Sporadic dumping: turunnya permintaan di pasar domestik akibat terjadinya siklus bisnis, membuat perusahaan menjual kelebihan produksinya ke pasar ekspor dengan harga yang lebih murah untuk mendorong penjualan Predatory dumping: perusahaan menjual produknya dengan harga yang lebih rendah di pasar ekspor dengan tujuan untuk menekan perusahaan domestik atau mencegah masuknya pesaing baru

Anti dumping: tindakan yang diambil pemerintah berupa pengenaan bea masuk antidumping terhadap barang dumping. Bea masuk antidumping ditetapkan sebesar marjin dumping, selisih antara nilai normal dan harga ekspor dari barang dumping, dan dikenakan hingga dumping berhenti.

Subsidi dapat diberikan oleh suatu negara kepada industri dalam negeri, kelompok industri, perusahaan, atau eksportir baik secara langsung maupun tidak langsung dalam bentuk bantuan keuangan ataupun bentuk dukungan terhadap pendapatan dan harga, sehingga dapat meningkatkan ekspor atau menurunkan impor.

Sama seperti tindakan antidumping, pemerintah suatu negara dapat mengenakan tindakan imbalan (countervailing duty atau CVD) terhadap barang impor yang mengandung subsidi, berupa pengenaan bea masuk imbalan.

Tindakan pengamanan (safeguard) adalah tindakan yang diambil pemerintah untuk memulihkan kerugian serius dan/atau mencegah ancaman kerugian serius yang diderita oleh industri dalam negeri sebagai akibat dari lonjakan jumlah barang impor, baik absolut maupun relatif, terhadap barang sejenis atau barang yang secara langsung bersaing degan hasil industri dalam negeri.

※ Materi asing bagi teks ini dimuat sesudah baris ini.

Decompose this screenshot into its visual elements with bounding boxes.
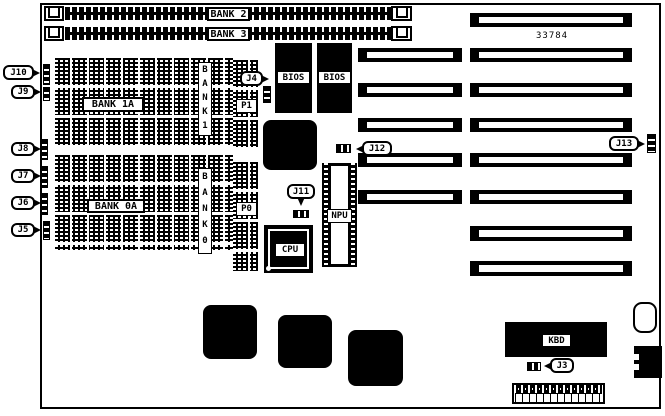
power-connector	[512, 383, 605, 404]
qfp-chip-3	[348, 330, 403, 386]
chipset-qfp	[263, 120, 317, 170]
jumper-j12	[336, 144, 351, 153]
jumper-label-j11: J11	[287, 184, 315, 199]
jumper-j4	[263, 86, 271, 103]
jumper-j9	[43, 87, 50, 101]
din-notch	[634, 354, 639, 360]
jumper-label-j12: J12	[362, 141, 392, 156]
jumper-j7	[41, 166, 48, 188]
expansion-slot-16bit-1	[470, 13, 632, 27]
kbd-label: KBD	[542, 334, 571, 347]
expansion-slot-16bit-2	[470, 48, 632, 62]
cpu-label: CPU	[275, 243, 305, 257]
jumper-label-j3: J3	[550, 358, 574, 373]
expansion-slot-16bit-6	[470, 190, 632, 204]
jumper-j13	[647, 134, 656, 153]
bank0-vertical-label: BANK0	[198, 168, 212, 254]
expansion-slot-16bit-7	[470, 226, 632, 241]
p1-label: P1	[236, 99, 257, 113]
motherboard-diagram: BANK 2 BANK 3 BANK 1A BANK 0A BANK1 BANK…	[0, 0, 665, 416]
expansion-slot-8bit-2	[358, 83, 462, 97]
bank1-vertical-label: BANK1	[198, 62, 212, 136]
din-notch	[634, 364, 639, 370]
jumper-j8	[41, 139, 48, 160]
power-connector-sockets	[515, 393, 602, 402]
keyboard-din-connector	[634, 346, 662, 378]
jumper-label-j10: J10	[3, 65, 34, 80]
npu-label: NPU	[327, 209, 352, 223]
simm-socket-left-clip	[44, 6, 64, 21]
jumper-j11	[293, 210, 309, 218]
expansion-slot-8bit-5	[358, 190, 462, 204]
expansion-slot-16bit-4	[470, 118, 632, 132]
bank2-label: BANK 2	[207, 7, 250, 21]
expansion-slot-16bit-3	[470, 83, 632, 97]
bios2-label: BIOS	[318, 71, 351, 84]
jumper-j6	[41, 193, 48, 215]
simm-socket-left-clip	[44, 26, 64, 41]
expansion-slot-8bit-3	[358, 118, 462, 132]
expansion-slot-16bit-8	[470, 261, 632, 276]
jumper-label-j7: J7	[11, 169, 35, 183]
p0-label: P0	[236, 202, 257, 216]
jumper-j5	[43, 221, 50, 240]
part-number-text: 33784	[536, 31, 568, 41]
bank1a-label: BANK 1A	[82, 97, 144, 112]
bank3-label: BANK 3	[207, 27, 250, 41]
qfp-chip-1	[203, 305, 257, 359]
jumper-j3	[527, 362, 541, 371]
expansion-slot-8bit-1	[358, 48, 462, 62]
qfp-chip-2	[278, 315, 332, 368]
dram-column-p0	[233, 162, 258, 271]
jumper-label-j9: J9	[11, 85, 35, 99]
jumper-label-j8: J8	[11, 142, 35, 156]
jumper-label-j4: J4	[240, 71, 263, 86]
jumper-label-j6: J6	[11, 196, 35, 210]
bank0a-label: BANK 0A	[87, 199, 145, 213]
expansion-slot-16bit-5	[470, 153, 632, 167]
jumper-label-j13: J13	[609, 136, 639, 151]
simm-socket-right-clip	[391, 26, 412, 41]
mounting-cutout-outline	[633, 302, 657, 333]
power-connector-pins	[515, 385, 602, 393]
jumper-j10	[43, 64, 50, 85]
jumper-label-j5: J5	[11, 223, 35, 237]
simm-socket-right-clip	[391, 6, 412, 21]
bios1-label: BIOS	[277, 71, 310, 84]
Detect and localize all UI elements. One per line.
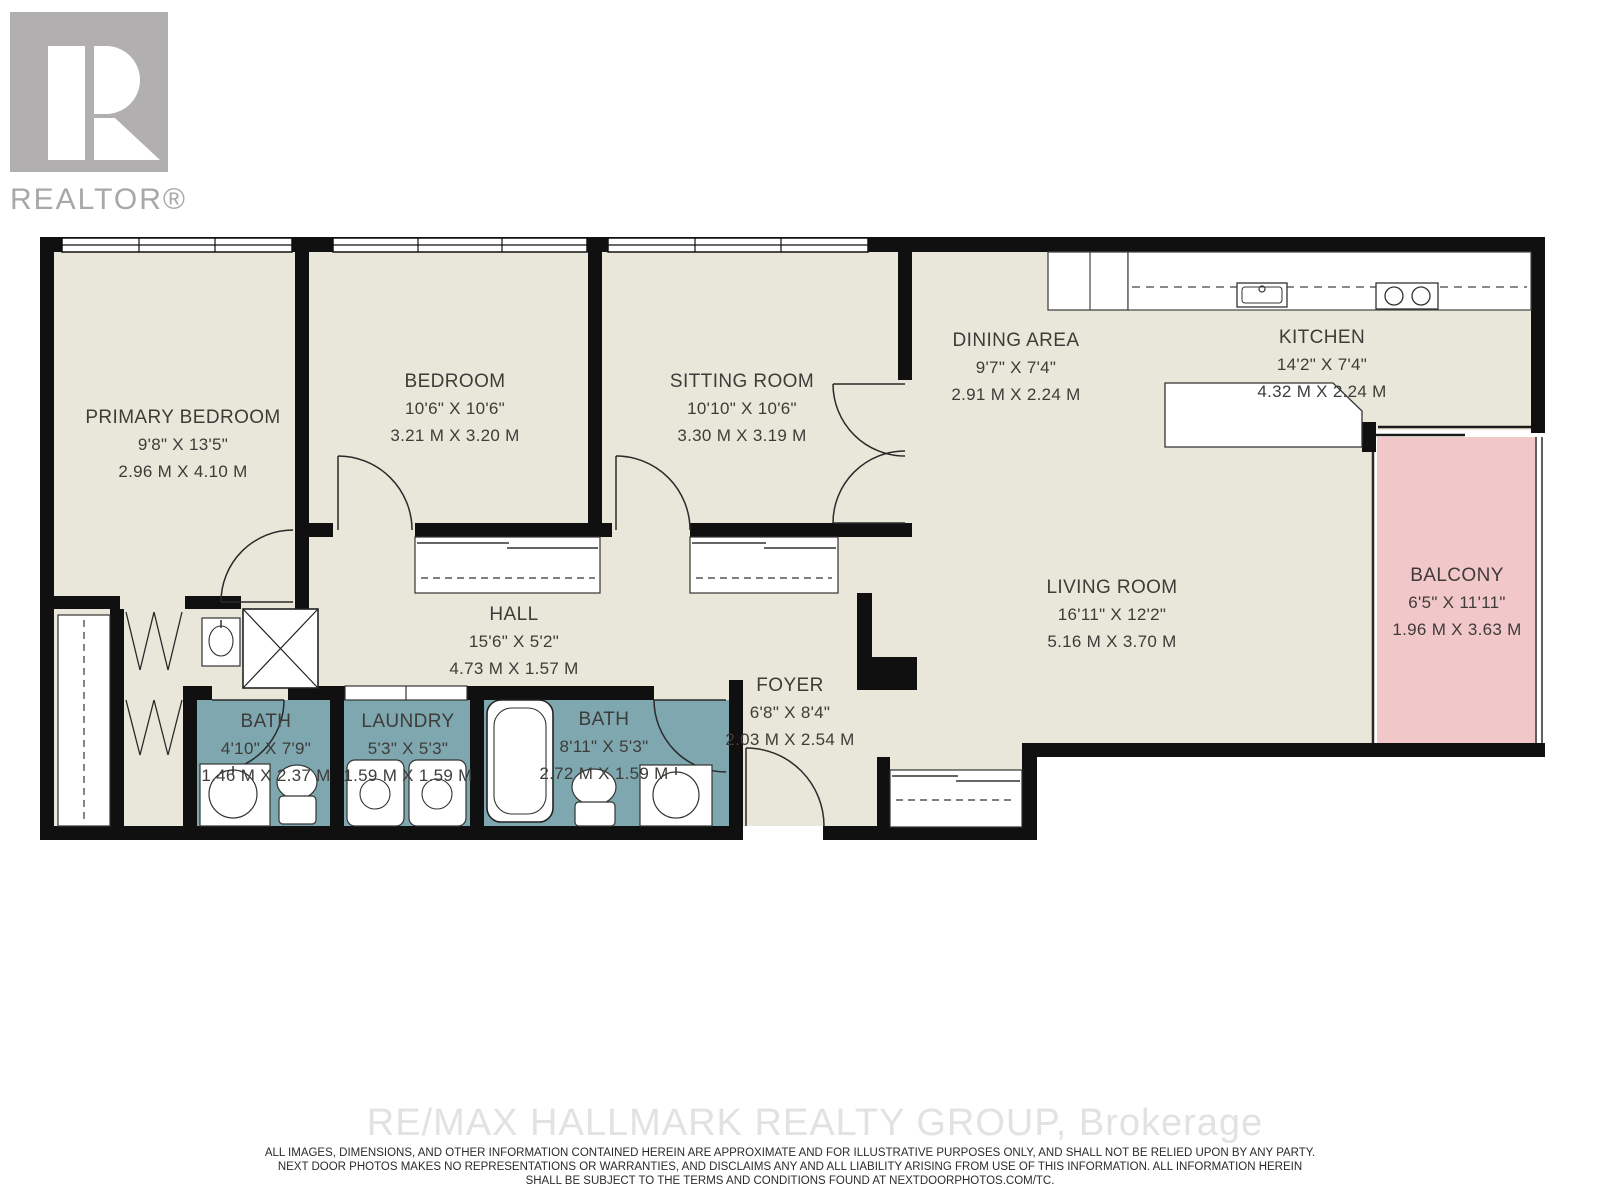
room-dim-metric: 2.91 M X 2.24 M <box>951 385 1080 405</box>
room-label-sitting-room: SITTING ROOM 10'10" X 10'6" 3.30 M X 3.1… <box>670 372 814 446</box>
room-name: FOYER <box>725 676 854 696</box>
room-dim-metric: 5.16 M X 3.70 M <box>1046 632 1177 652</box>
room-label-hall: HALL 15'6" X 5'2" 4.73 M X 1.57 M <box>449 605 578 679</box>
ensuite-sink-icon <box>202 618 240 666</box>
room-name: PRIMARY BEDROOM <box>85 408 280 428</box>
room-dim-metric: 2.96 M X 4.10 M <box>85 462 280 482</box>
windows <box>62 238 868 252</box>
room-name: BEDROOM <box>390 372 519 392</box>
brokerage-watermark: RE/MAX HALLMARK REALTY GROUP, Brokerage <box>367 1102 1263 1145</box>
balcony-sliding-door <box>1372 427 1531 435</box>
hall-closet-1 <box>415 537 600 593</box>
shower-icon <box>243 609 318 688</box>
room-label-living-room: LIVING ROOM 16'11" X 12'2" 5.16 M X 3.70… <box>1046 578 1177 652</box>
room-name: SITTING ROOM <box>670 372 814 392</box>
room-name: BALCONY <box>1392 566 1521 586</box>
room-label-bath-1: BATH 4'10" X 7'9" 1.46 M X 2.37 M <box>201 712 330 786</box>
room-name: LIVING ROOM <box>1046 578 1177 598</box>
disclaimer-line-3: SHALL BE SUBJECT TO THE TERMS AND CONDIT… <box>265 1174 1315 1188</box>
foyer-closet <box>890 770 1022 827</box>
kitchen-counter <box>1128 252 1531 310</box>
room-dim-metric: 4.73 M X 1.57 M <box>449 659 578 679</box>
room-dim-imperial: 10'10" X 10'6" <box>670 399 814 419</box>
room-name: HALL <box>449 605 578 625</box>
floor-plan <box>0 0 1600 1200</box>
room-name: LAUNDRY <box>343 712 472 732</box>
floorplan-page: { "logo": { "brand_text": "REALTOR®" }, … <box>0 0 1600 1200</box>
window-primary-bedroom <box>62 238 292 252</box>
room-dim-imperial: 6'5" X 11'11" <box>1392 593 1521 613</box>
window-bedroom <box>333 238 587 252</box>
kitchen-sink-icon <box>1237 283 1287 307</box>
disclaimer-line-2: NEXT DOOR PHOTOS MAKES NO REPRESENTATION… <box>265 1160 1315 1174</box>
fridge-icon <box>1048 252 1128 310</box>
room-label-primary-bedroom: PRIMARY BEDROOM 9'8" X 13'5" 2.96 M X 4.… <box>85 408 280 482</box>
room-dim-imperial: 10'6" X 10'6" <box>390 399 519 419</box>
stove-icon <box>1376 283 1438 309</box>
room-dim-imperial: 5'3" X 5'3" <box>343 739 472 759</box>
hall-closet-2 <box>690 537 838 593</box>
room-dim-imperial: 15'6" X 5'2" <box>449 632 578 652</box>
room-name: BATH <box>539 710 668 730</box>
room-dim-imperial: 6'8" X 8'4" <box>725 703 854 723</box>
linen-closet <box>58 615 110 826</box>
room-dim-imperial: 16'11" X 12'2" <box>1046 605 1177 625</box>
room-label-bath-2: BATH 8'11" X 5'3" 2.72 M X 1.59 M <box>539 710 668 784</box>
entry-opening <box>743 826 823 840</box>
room-label-balcony: BALCONY 6'5" X 11'11" 1.96 M X 3.63 M <box>1392 566 1521 640</box>
room-name: DINING AREA <box>951 331 1080 351</box>
room-label-laundry: LAUNDRY 5'3" X 5'3" 1.59 M X 1.59 M <box>343 712 472 786</box>
room-label-bedroom: BEDROOM 10'6" X 10'6" 3.21 M X 3.20 M <box>390 372 519 446</box>
room-name: BATH <box>201 712 330 732</box>
room-dim-metric: 1.96 M X 3.63 M <box>1392 620 1521 640</box>
room-dim-imperial: 9'8" X 13'5" <box>85 435 280 455</box>
room-dim-metric: 3.21 M X 3.20 M <box>390 426 519 446</box>
room-name: KITCHEN <box>1257 328 1386 348</box>
disclaimer-line-1: ALL IMAGES, DIMENSIONS, AND OTHER INFORM… <box>265 1146 1315 1160</box>
room-dim-metric: 1.46 M X 2.37 M <box>201 766 330 786</box>
laundry-bifold-doors <box>345 686 467 700</box>
room-dim-metric: 1.59 M X 1.59 M <box>343 766 472 786</box>
room-dim-metric: 3.30 M X 3.19 M <box>670 426 814 446</box>
room-label-foyer: FOYER 6'8" X 8'4" 2.03 M X 2.54 M <box>725 676 854 750</box>
room-dim-imperial: 8'11" X 5'3" <box>539 737 668 757</box>
disclaimer-text: ALL IMAGES, DIMENSIONS, AND OTHER INFORM… <box>265 1146 1315 1188</box>
room-dim-metric: 4.32 M X 2.24 M <box>1257 382 1386 402</box>
room-dim-imperial: 9'7" X 7'4" <box>951 358 1080 378</box>
room-label-dining-area: DINING AREA 9'7" X 7'4" 2.91 M X 2.24 M <box>951 331 1080 405</box>
room-dim-metric: 2.03 M X 2.54 M <box>725 730 854 750</box>
room-label-kitchen: KITCHEN 14'2" X 7'4" 4.32 M X 2.24 M <box>1257 328 1386 402</box>
room-dim-imperial: 14'2" X 7'4" <box>1257 355 1386 375</box>
window-sitting-room <box>608 238 868 252</box>
room-dim-metric: 2.72 M X 1.59 M <box>539 764 668 784</box>
room-dim-imperial: 4'10" X 7'9" <box>201 739 330 759</box>
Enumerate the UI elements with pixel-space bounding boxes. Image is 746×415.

Tindakan tersebut dapat berupa pengenaan bea masuk tindakan pengamanan atau kuota dengan tujuan agar industri dalam negeri yang mengalami kerugian serius dan/atau mencegah ancaman kerugian serius dapat melakukan penyesuaian struktural. Selain itu, terdapat tindakan sementara, yakni tindakan yang diambil untuk mencegah terjadinya kerugian dalam masa penyelidikan berupa pengenaan bea masuk tindakan pengamanan sementara.